Es gibt Kirchenlieder, die uns mit ihrem Text und Klang in fremde und vergangene Welten entführen – und gerade deshalb verzaubern können. Ein archaisches „Christ ist erstanden … Kyrieleis“ verankert jedes Osterfest neu im Glauben unserer Vorfahren und bringt die Kirche als Jahrhunderte übergreifende Zeugenschaft zum klingen. Und dann gibt es Lieder, die uns ganz in der Gegenwart treffen. Weil sie die Zerbrechlichkeit des Glauben-Wollens in dieser Zeit kennen. Weil sie den Schmerz des Nicht-Glauben-Könnens nicht verheimlichen und erst dadurch echte Glaubenslieder sind.
Zu den wertvollsten Vertretern dieses Gegenwartsrepertoires zählen die Dichtungen des niederländischen Theologen Hubertus Gerardus Josephus Henricus Oosterhuis, genannt Huub.

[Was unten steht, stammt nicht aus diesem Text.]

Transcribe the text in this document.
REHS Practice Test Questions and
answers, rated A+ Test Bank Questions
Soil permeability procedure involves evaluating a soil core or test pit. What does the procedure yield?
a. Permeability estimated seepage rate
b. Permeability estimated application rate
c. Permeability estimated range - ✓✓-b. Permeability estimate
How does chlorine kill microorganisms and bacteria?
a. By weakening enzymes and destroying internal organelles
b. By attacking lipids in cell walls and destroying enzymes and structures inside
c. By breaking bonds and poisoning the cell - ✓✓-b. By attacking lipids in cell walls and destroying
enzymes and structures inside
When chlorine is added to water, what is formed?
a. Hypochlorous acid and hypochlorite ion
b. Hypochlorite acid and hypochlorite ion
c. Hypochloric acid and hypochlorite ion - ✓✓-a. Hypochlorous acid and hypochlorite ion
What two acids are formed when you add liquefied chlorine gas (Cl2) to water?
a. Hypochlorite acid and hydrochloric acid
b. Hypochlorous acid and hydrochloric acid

Übertragungen seiner Lieder fanden seit den 60er‑Jahren auch in Deutschland begeisterten Anklang und trotz immer wieder aufkeimender Widerstände seitens der offiziellen Kirchenstellen Eingang in die Gesangbücher: Sechs Lieder aus seiner Feder wurden 2013 in den Stammteil des katholischen Gotteslob aufgenommen, darunter Herr, unser Herr, wie bist du zugegen (414), Ich steh vor dir mit leeren Händen, Herr (422) und So lang es Menschen gibt auf Erden (425). Im evangelischen Gesangbuch sind vier Lieder vertreten.
Oosterhuis wird 1933 in Amsterdam geboren und besucht das Gymnasium der Jesuiten. Nach dem Abitur wird er selbst Jesuit und 1964 zum Priester geweiht. Wegen seiner offenen Kritik am Pflichtzölibat gerät er jedoch schnell in Konflikt und wird aus dem Orden ausgeschlossen. Oosterhuis tritt daraufhin aus der Kirche aus, heiratet und versteht sich künftig als überkonfessioneller Theologe und Dichter. In der zuvor von ihm geleiteten Studentengemeinde, die sich ebenfalls von der katholischen Kirche löst, findet Oosterhuis den ökumenischen Nährboden für sein Schaffen.
Der Wille, den eigenen Weg vor Gott zu gehen, statt nur der Konvention zu entsprechen, ist tief in die Texte Oosterhuis eingesickert. Seine Lieder und Gebete zeichnen sich durch ihre lebensnahe Sprache und die starken, oft biblisch inspirierten Bilder aus. Mit seinem poetischen Feinsinn überführt Oosterhuis die biblischen Assoziationen aus ihrer religiösen Selbstverständlichkeit und verleiht ihnen neue Bedeutung. So wird der Gottesname, nach jüdischem Verständnis Garant göttlicher Gegenwart, zum Erfahrungsort seiner Abwesenheit: „Fremd wie dein Name sind mir deine Wege.“ Mit leeren Händen vor Gott zu stehen, ist für Oosterhuis kein Makel, sondern die aufrichtige Haltung eines Menschen unserer Zeit: „Von Zweifeln ist mein Leben übermannt,/mein Unvermögen hält mich ganz gefangen.“
In seinen Liedern erhält das Fragen Vorrang vor der theologischen Gewissheit – und damit der fragende Mensch Raum vor dem fraglichen Gott. Wer sich dieser Wirkung aussetzen möchte, dem sei insbesondere Oosterhuis’ kaum bekannte Litanei von der Gegenwart Gottes in der wundervollen Übertragung von Lothar Zenetti (GL 557) empfohlen. Getragen von der sich langsam emporwindenden Melodie rechnet und rechtet dieser Text mit dem Ewigen: „Komm, sei uns nahe, damit wir leben./Oder bist du, o Gott, kein Gott der Menschen?“
Am Ostersonntag starb Osterhuis im Kreis seiner Familie in Amsterdam. Möge ihn Gott nun empfangen in dem „Land, das keine Grenzen kennt“.